U.S. Sen. Robert Menendez (D-N.J.), one of the sponsors of the legislation, called it a tremendous victory for thousands of New Jersey homeowners who were facing skyrocketing flood insurance costs. He said the planned increases, due to take effect next year, would have further threatened the state's recovery from Hurricane Sandy and jeopardized the financial security of thousands of residents.

Congress took up the issue after Hurricane Sandy, as homeowners began raising concerns over mandated changes in the National Flood Insurance Program implemented in 2012 meant to make the program more financially stable.

Those reforms under the Biggert-Waters Act, which had passed with overwhelming bipartisan support, had called for rates reflecting the true cost of flood risk. But the new rules led to big premium increases for policyholders who complained they end of the subsidies would force them from their homes.
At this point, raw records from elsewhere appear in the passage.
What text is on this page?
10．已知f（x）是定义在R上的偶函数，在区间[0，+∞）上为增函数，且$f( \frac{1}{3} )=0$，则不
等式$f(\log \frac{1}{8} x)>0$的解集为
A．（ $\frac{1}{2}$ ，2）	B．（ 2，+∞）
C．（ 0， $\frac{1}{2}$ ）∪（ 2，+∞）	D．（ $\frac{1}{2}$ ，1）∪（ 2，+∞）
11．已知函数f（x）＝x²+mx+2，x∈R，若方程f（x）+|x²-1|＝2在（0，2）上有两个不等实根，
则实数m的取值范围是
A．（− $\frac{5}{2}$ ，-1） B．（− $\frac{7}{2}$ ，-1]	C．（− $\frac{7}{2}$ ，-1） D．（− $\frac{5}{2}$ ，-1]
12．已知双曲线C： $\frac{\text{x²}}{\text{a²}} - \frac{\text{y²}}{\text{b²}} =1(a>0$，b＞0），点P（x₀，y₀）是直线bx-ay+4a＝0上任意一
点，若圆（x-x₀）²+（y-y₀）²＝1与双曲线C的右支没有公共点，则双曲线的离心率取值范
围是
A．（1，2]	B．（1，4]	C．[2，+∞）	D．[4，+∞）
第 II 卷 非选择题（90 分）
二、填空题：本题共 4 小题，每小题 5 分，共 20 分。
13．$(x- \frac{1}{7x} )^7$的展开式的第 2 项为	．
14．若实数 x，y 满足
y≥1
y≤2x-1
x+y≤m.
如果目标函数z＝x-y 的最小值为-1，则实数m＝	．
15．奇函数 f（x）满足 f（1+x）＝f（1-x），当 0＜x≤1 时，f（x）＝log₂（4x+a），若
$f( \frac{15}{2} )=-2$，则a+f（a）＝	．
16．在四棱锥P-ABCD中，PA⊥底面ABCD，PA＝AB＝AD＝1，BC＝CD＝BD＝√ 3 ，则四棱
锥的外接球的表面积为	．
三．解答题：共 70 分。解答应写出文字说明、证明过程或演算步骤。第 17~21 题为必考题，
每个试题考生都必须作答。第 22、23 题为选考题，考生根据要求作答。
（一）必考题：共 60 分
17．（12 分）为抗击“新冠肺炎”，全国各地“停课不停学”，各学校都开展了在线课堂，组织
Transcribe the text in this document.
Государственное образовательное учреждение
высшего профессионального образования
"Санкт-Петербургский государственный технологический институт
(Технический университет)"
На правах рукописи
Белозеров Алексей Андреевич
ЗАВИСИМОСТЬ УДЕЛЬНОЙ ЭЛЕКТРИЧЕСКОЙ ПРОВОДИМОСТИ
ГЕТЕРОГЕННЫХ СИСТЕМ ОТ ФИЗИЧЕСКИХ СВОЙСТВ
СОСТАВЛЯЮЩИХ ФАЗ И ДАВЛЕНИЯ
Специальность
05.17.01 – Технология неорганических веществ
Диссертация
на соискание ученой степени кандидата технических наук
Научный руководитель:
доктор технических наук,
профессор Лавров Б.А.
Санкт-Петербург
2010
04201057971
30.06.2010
Under the bill signed by the president today, annual rate increases in flood insurance will be capped at an average of 15 percent, with a maximum of 18 percent for primary homeowners. Secondary homeowners can still see their premiums rise by 25 percent a year.

In New Jersey, 243,649 homeowners are now covered by federally subsidized flood insurance, according to the National Flood Insurance Program, with the vast bulk of those policies in Ocean, Atlantic and Cape May counties.